3. F.S. 627.736(4) provides that covered claims must be paid “as loss accrues. . .The payment of claims becomes overdue if not paid within thirty days from the claim notice while overdue payments bear simple interest, which must be paid when the overdue claim is paid, per F.S. 627.736(4)(b). Under the statute, the right of an assignee provider differ from the rights of an insured. If an insured has ten thousand dollars in coverage and submits the claims, it does not make any difference whether the insurer pays the claim in the order filed or whether the insurer rejects claims for improper reasons, as long as the insurer pays the entire ten thousand dollars in coverage. Once benefits have been exhausted, the insured is responsible for all payments in excess of the ten thousand dollar coverage amount. On the other hand, the assignee has a statutory and contractual right to be paid the entire amount of a covered claim filed at a time when the amount is still available under the policy. An unpaid or reduced claim becomes overdue within thirty days from filing, unless the insurer has“reasonable proof”that it is not responsible for the payment, per F S. 627.736(4)(b). The insurer’s liability under the statute is established at the end of thirty days. Therefore, if the claimed amount of benefits was available at the time of the claim, it should not matter that benefits were subsequently exhausted. Seminole Casualty Ins. Co. v. Schutpak, 9 Fla. L. Weekly Supp. 529a (Fla. l7th Cir. Ct.) Wyatt v. MGA Ins. Co., Inc., 11 Fla. L. Weekly Supp. 44a (Fla. Duval County Ct. August 12, 2003).
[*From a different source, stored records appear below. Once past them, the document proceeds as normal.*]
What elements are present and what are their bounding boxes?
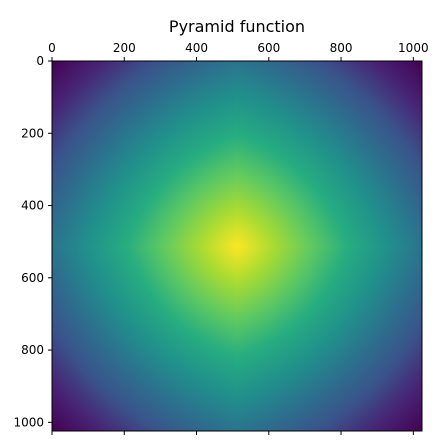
y-tick-label: 600 — [21, 271, 44, 285]
x-tick-label: 1000 — [398, 41, 429, 55]
chart-title: Pyramid function — [168, 17, 306, 36]
x-tick-label: 200 — [113, 41, 136, 55]
x-tick-label: 400 — [185, 41, 208, 55]
heatmap-image — [52, 61, 422, 431]
x-tick-label: 0 — [48, 41, 56, 55]
plot-frame — [51, 60, 423, 432]
plot-area — [52, 61, 422, 431]
axes: 0 200 400 600 800 1000 0 200 400 600 800 1000 — [13, 41, 429, 435]
y-tick-label: 200 — [21, 126, 44, 140]
y-tick-label: 800 — [21, 343, 44, 357]
y-tick-label: 0 — [36, 54, 44, 68]
y-tick-label: 400 — [21, 199, 44, 213]
x-tick-label: 600 — [257, 41, 280, 55]
y-tick-label: 1000 — [13, 415, 44, 429]
x-tick-label: 800 — [330, 41, 353, 55]
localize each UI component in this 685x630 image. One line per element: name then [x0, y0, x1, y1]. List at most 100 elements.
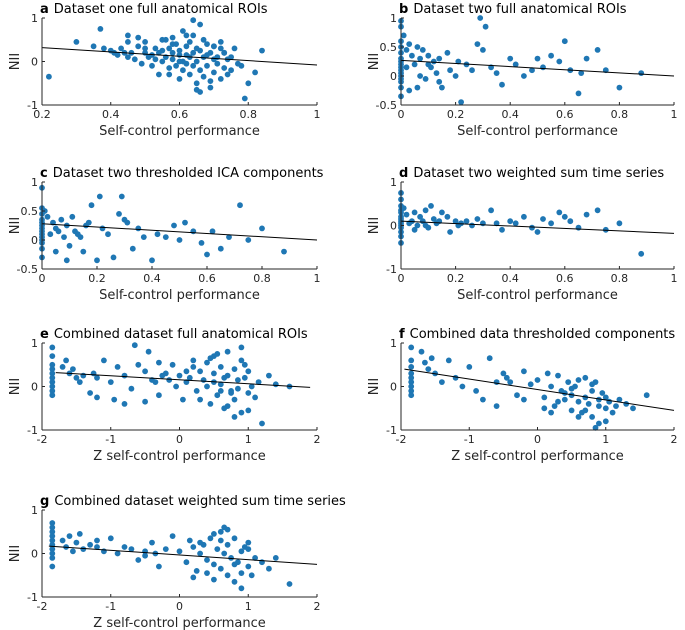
- fit-line: [48, 545, 318, 565]
- data-point: [190, 17, 197, 24]
- data-point: [162, 546, 169, 552]
- y-axis-label: NII: [8, 545, 23, 562]
- data-point: [183, 43, 190, 50]
- data-point: [403, 47, 410, 53]
- data-point: [118, 45, 124, 52]
- data-point: [52, 248, 59, 255]
- data-point: [217, 537, 224, 544]
- data-point: [49, 392, 56, 399]
- x-axis-label: Z self-control performance: [93, 449, 265, 464]
- x-tick-label: 0.6: [171, 108, 189, 121]
- data-point: [493, 403, 500, 409]
- data-point: [87, 541, 93, 548]
- data-point: [583, 211, 590, 218]
- data-point: [204, 41, 210, 47]
- data-point: [266, 565, 272, 572]
- data-point: [452, 218, 459, 225]
- data-point: [286, 581, 293, 587]
- data-point: [241, 374, 248, 381]
- data-point: [616, 220, 623, 227]
- data-point: [183, 32, 190, 39]
- x-tick-label: 0.6: [556, 272, 574, 285]
- data-point: [107, 379, 114, 385]
- data-point: [540, 216, 546, 222]
- data-point: [121, 372, 128, 379]
- fit-line: [41, 223, 318, 241]
- y-tick-label: 0: [31, 548, 38, 561]
- data-point: [245, 546, 252, 552]
- data-point: [221, 49, 228, 56]
- data-point: [204, 383, 210, 390]
- data-point: [140, 234, 147, 241]
- y-tick-label: 0: [390, 70, 397, 83]
- data-point: [55, 228, 62, 235]
- data-point: [190, 364, 197, 370]
- data-point: [162, 234, 169, 241]
- data-point: [228, 67, 235, 74]
- data-point: [245, 368, 252, 375]
- data-point: [575, 377, 582, 383]
- data-point: [193, 58, 200, 65]
- y-tick-label: 0: [390, 381, 397, 394]
- data-point: [406, 87, 413, 94]
- data-point: [166, 65, 173, 71]
- data-point: [217, 364, 224, 370]
- x-tick-label: 0.6: [198, 272, 216, 285]
- data-point: [211, 576, 217, 583]
- data-point: [169, 34, 176, 41]
- data-point: [231, 535, 238, 542]
- data-point: [204, 570, 210, 576]
- data-point: [585, 401, 592, 407]
- data-point: [458, 99, 464, 105]
- data-point: [197, 539, 204, 546]
- data-point: [198, 240, 205, 246]
- data-point: [83, 222, 89, 229]
- data-point: [455, 58, 462, 65]
- data-point: [190, 228, 197, 235]
- data-point: [417, 55, 423, 62]
- data-point: [149, 539, 155, 546]
- data-point: [565, 379, 572, 385]
- data-point: [135, 43, 142, 50]
- fit-line: [400, 59, 675, 77]
- data-point: [193, 388, 200, 394]
- panel-title-text: Dataset two weighted sum time series: [413, 166, 664, 181]
- data-point: [173, 62, 180, 69]
- data-point: [47, 231, 54, 238]
- data-point: [245, 390, 252, 396]
- data-point: [80, 248, 87, 255]
- data-point: [567, 218, 574, 225]
- data-point: [186, 39, 193, 45]
- data-point: [94, 544, 100, 550]
- data-point: [582, 394, 589, 401]
- data-point: [411, 209, 418, 216]
- data-point: [408, 379, 415, 385]
- data-point: [500, 370, 507, 377]
- data-point: [602, 418, 609, 425]
- panel-title-text: Combined data thresholded components: [410, 327, 676, 342]
- data-point: [183, 368, 190, 375]
- panel-title: d Dataset two weighted sum time series: [399, 166, 664, 181]
- x-tick-label: 0.8: [253, 272, 271, 285]
- data-point: [197, 550, 204, 557]
- x-tick-label: 1: [314, 108, 321, 121]
- x-axis-label: Self-control performance: [457, 124, 618, 139]
- data-point: [534, 377, 541, 383]
- data-point: [616, 396, 623, 403]
- data-point: [190, 544, 197, 550]
- data-point: [94, 394, 100, 401]
- data-point: [408, 357, 415, 364]
- data-point: [568, 407, 575, 414]
- data-point: [114, 364, 121, 370]
- data-point: [159, 36, 166, 43]
- panel-title: e Combined dataset full anatomical ROIs: [40, 327, 308, 342]
- data-point: [142, 552, 149, 559]
- data-point: [135, 557, 142, 563]
- x-axis-label: Self-control performance: [99, 288, 260, 303]
- panel-letter: e: [40, 327, 49, 342]
- panel-letter: g: [40, 494, 49, 509]
- y-tick-label: 1: [390, 176, 397, 189]
- data-point: [149, 62, 155, 69]
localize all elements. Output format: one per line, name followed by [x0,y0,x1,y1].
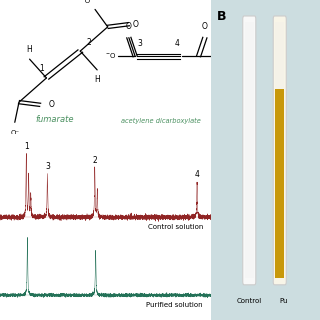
Text: H: H [94,75,100,84]
Text: O: O [202,22,208,31]
Text: 4: 4 [175,39,180,48]
Text: 2: 2 [87,38,91,47]
Text: 4: 4 [195,170,199,179]
Text: 1: 1 [24,142,29,151]
Bar [245,22,254,278]
Text: fumarate: fumarate [36,115,74,124]
FancyBboxPatch shape [273,16,286,285]
Text: acetylene dicarboxylate: acetylene dicarboxylate [121,117,200,124]
Text: $^{-}$O: $^{-}$O [105,51,116,60]
Text: Control solution: Control solution [148,224,203,230]
Text: 3: 3 [45,162,50,171]
Text: 2: 2 [92,156,97,165]
Bar [276,90,284,278]
Text: B: B [217,10,226,23]
Bar [276,22,284,90]
Text: O⁻: O⁻ [10,130,19,136]
Text: 3: 3 [137,39,142,48]
Text: O: O [133,20,139,29]
Text: 1: 1 [40,64,44,73]
Text: Purified solution: Purified solution [146,302,203,308]
Text: ⁻O: ⁻O [82,0,91,4]
Text: H: H [27,45,32,54]
Text: Control: Control [237,298,262,304]
FancyBboxPatch shape [243,16,256,285]
Text: O: O [49,100,54,109]
Text: O$^{-}$: O$^{-}$ [220,51,231,60]
Text: Pu: Pu [280,298,288,304]
FancyBboxPatch shape [211,0,320,320]
Text: O: O [126,22,132,31]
The assignee is allowed to challenge the reasonableness of a reduction of payment in an action for breech of contract and an insurer may not avoid its duties under the contract by pleading an exhaustion of benefits. To do otherwise would render provisions regarding payment procedures meaningless. Barton Lake Health Care, 13 Fla. L. Weekly Supp. 355a, Bartosek Chiropractic, 10 Fla. L Weekly Supp. 199a, Nu-Wave Diagnostic, 8 Fla. L. Weekly Supp. 229bThe assignee in such cases challenges the way in which the insurer performed its contractual duties and those obligations are governed by F.S. 627.736. If the insurer did not perform its contractual duties as required, the assignee is entitled to damages. Med+Plus, 8 Fla. L. Weekly Supp. 250a, VTC Testing, 8 Fla. L. Weekly Supp. 568a.

4. While this Court does not find any inherent statutory obligation for the insured to escrow claimed amounts, this Court does find that an insurer can be liable even though policy benefits have been exhausted, given the differing rights available to an assignee as opposed to an insured. There being a potential remedy available to the Plaintiff and there being a disputed issue of material fact as to the benefits paid to the Plaintiff by the Defendant and the additional amounts thereafter claimed by the Plaintiff against the Defendant, before the exhaustion of PIP benefits, this Court concludes that there is a material issue of disputed fact and it is, therefore,

ORDERED AND ADJUDGED:

1. The Defendant’s Motion for Summary Judgment is hereby respectfully DENIED.